Compact binaries, consisting of two compact objects (white dwarfs, neutron stars, and black holes) orbiting each other, are strong sources of Gravitational waves (GWs). During past years, significant progress was made in GW experiments. The US-based LIGO detector reached its designed sensitivity in 2005. Upgrades of the LIGO and the European Virgo detectors started at the end of 2010. The Advanced LIGO and Virgo detectors, which will be about ten times more sensitive than their predecessors, will start observations in 2015. With the encouraging prospects for detecting GWs from compact binaries, astrophysical understanding of these objects is crucial in order to assess the performance of the currently operating GW detectors as well as to predict prospects for the future generation detectors.

The main objective of this project was to explore the implications of compact binaries in the context of the GW detection. During her time as a Marie-Curie fellow at Lund Observatory, the Researcher (Chunglee Kim) carried out the following projects summarised below.

A. Galactic pulsar population: The researcher published a paper on 'Pulsar Binary Birthrates with Spin-Opening Angle Correlations'' with her collaborator Richard O'Shaughnessy (Penn State University, United States (US); currently affiliated to the University of Wisconsin-Milwaukee). Pulsars are strongly magnetised fast spinning neutron stars. The main advantage of using known pulsar binaries is that one can calculate galactic birthrates of neutron star binaries based on observations, which are considered to be more reliable than theoretical estimates. Considering five pulsar-neutron star and four pulsar-white dwarf binaries known in the galactic disk, the Researcher and her collaborator calculated probability density functions of the pulsar beaming fractions and updated the galactic birthrates of pulsar binaries based on the best observational constraints. Currently, no black hole binaries are known. This work can applied to pulsar-black hole binaries, when observations are available in the future.
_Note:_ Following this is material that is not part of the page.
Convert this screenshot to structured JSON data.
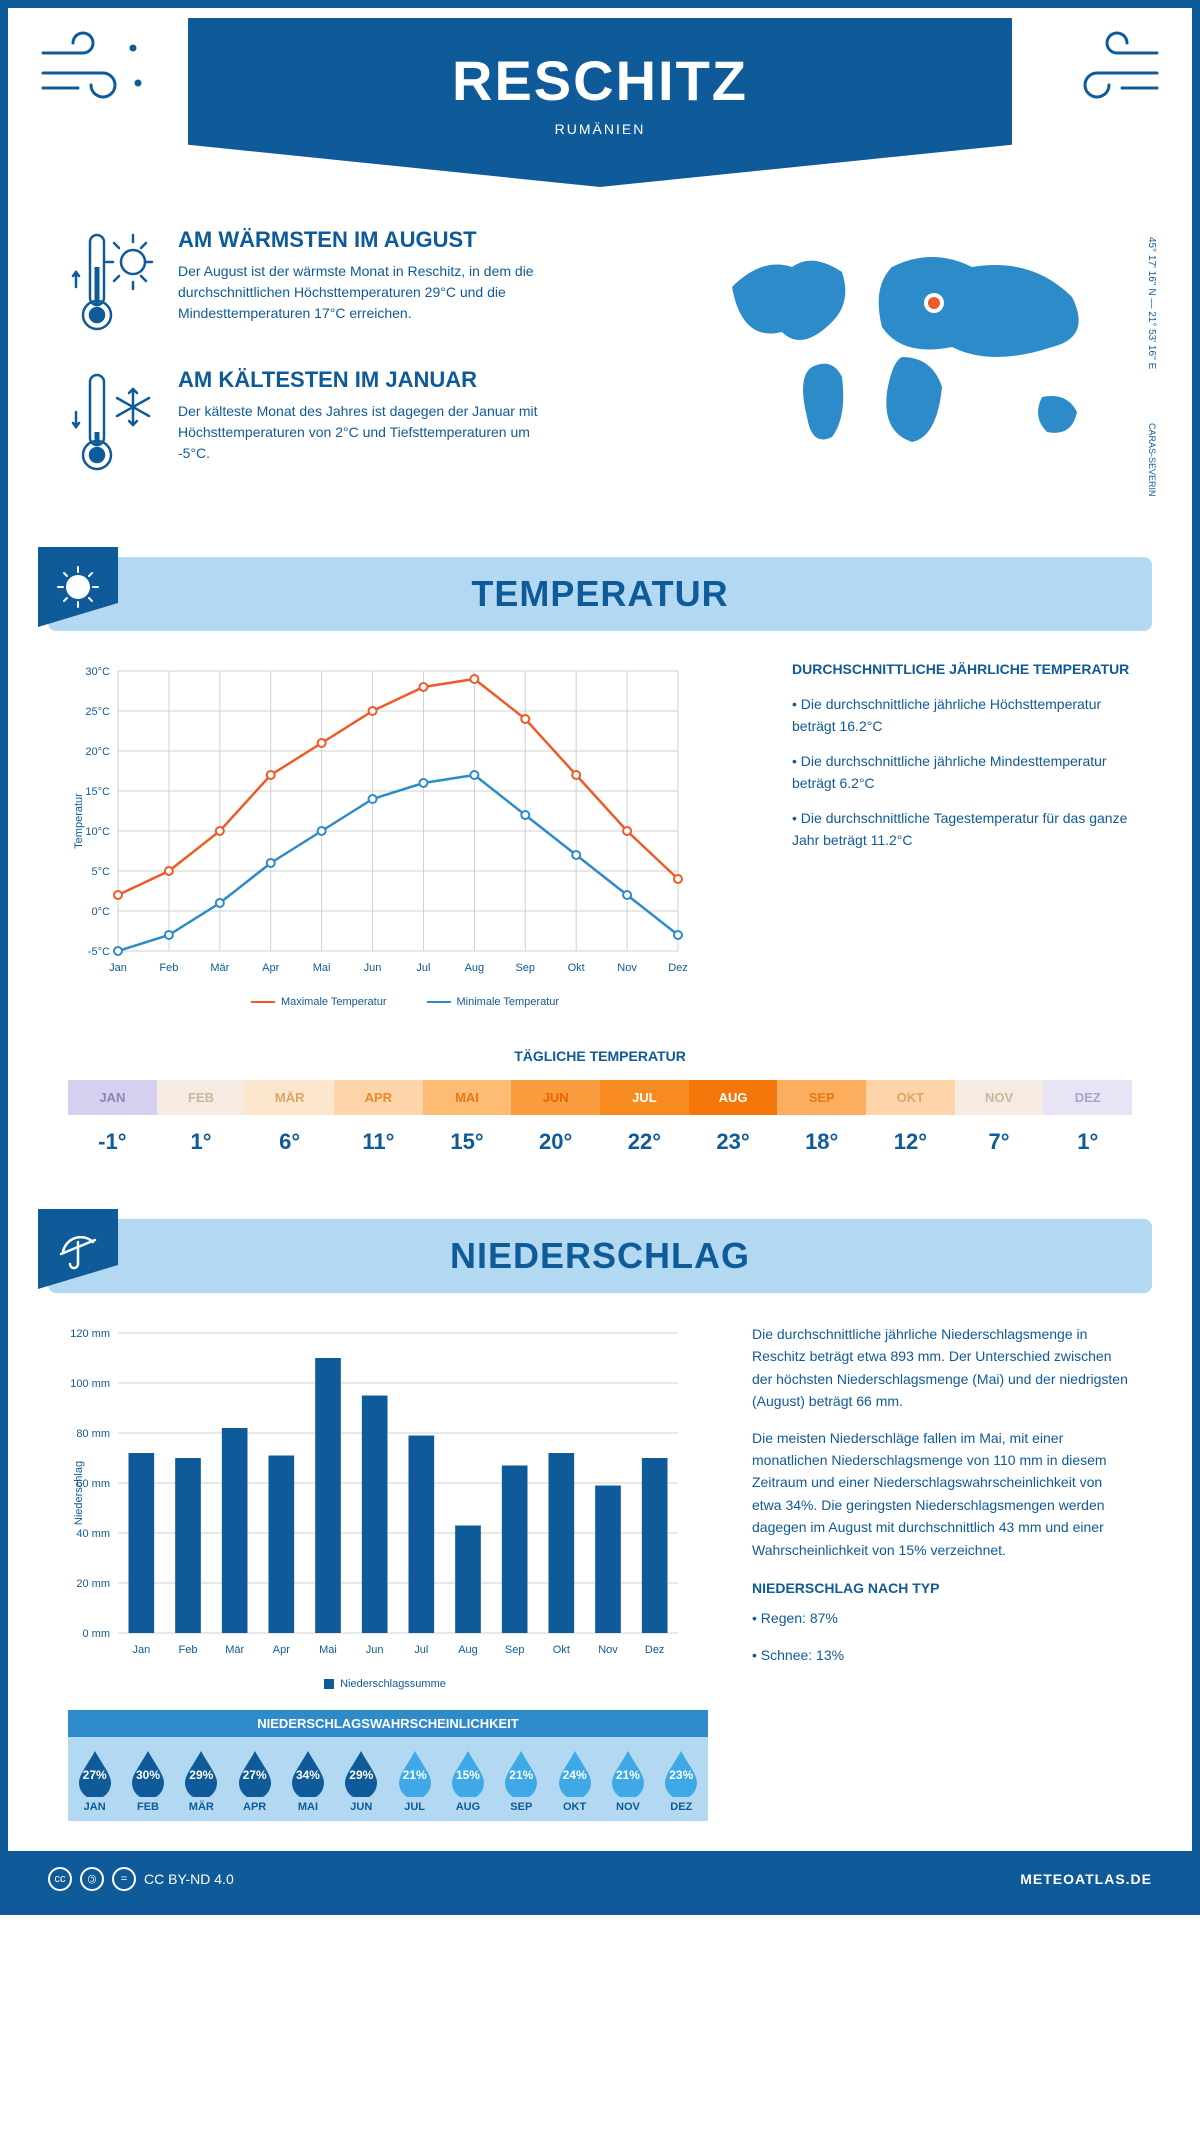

B. GRB phenomenology: Gamma-ray bursts (GRBs), strongly collimated gamma-ray emission that lasts only seconds to minutes, are another important GW source that can be detectable on the ground. A canonical GRB model involves an accretion disc around a compact object (e.g. black hole). Recent observations made by the US Swift satellite revealed that more than 30 % of GRBs show flares in X-rays about 100-1000 seconds after the prompt gamma-ray emission The researcher modelled a GRB model that can explain the observed X-ray flares in collaboration with Melvyn B. Davies (Lund, the project's coordinator), Ross Church (Lund), and Andrew Levan (Warwick). If a supernova explosion occurred in a tight orbit, some of the mass ejected from a new-born compact object may remain bound to the system. Depending on model assumptions, the researcher and her collaborators found that it is possible to form a fall back disc around the compact object(s) in the binary, which can power the X-ray flares on the timescales that are consistent with observations.

C. Compact binaries and GW detection: The researcher's work on galactic pulsar binaries was included in the recent paper by the LIGO scientific collaboration (LSC) and Virgo collaboration, 'Predictions for the rates of compact binary coalescences observable by ground-based gravitational-wave detectors'. This paper presents a up-to-date, comprehensive summary of the detection rates predicted by both empirical and theoretical models for all types of compact binaries that can be detectable by ground-based GW detectors (e.g. pulsar binaries and black hole binaries).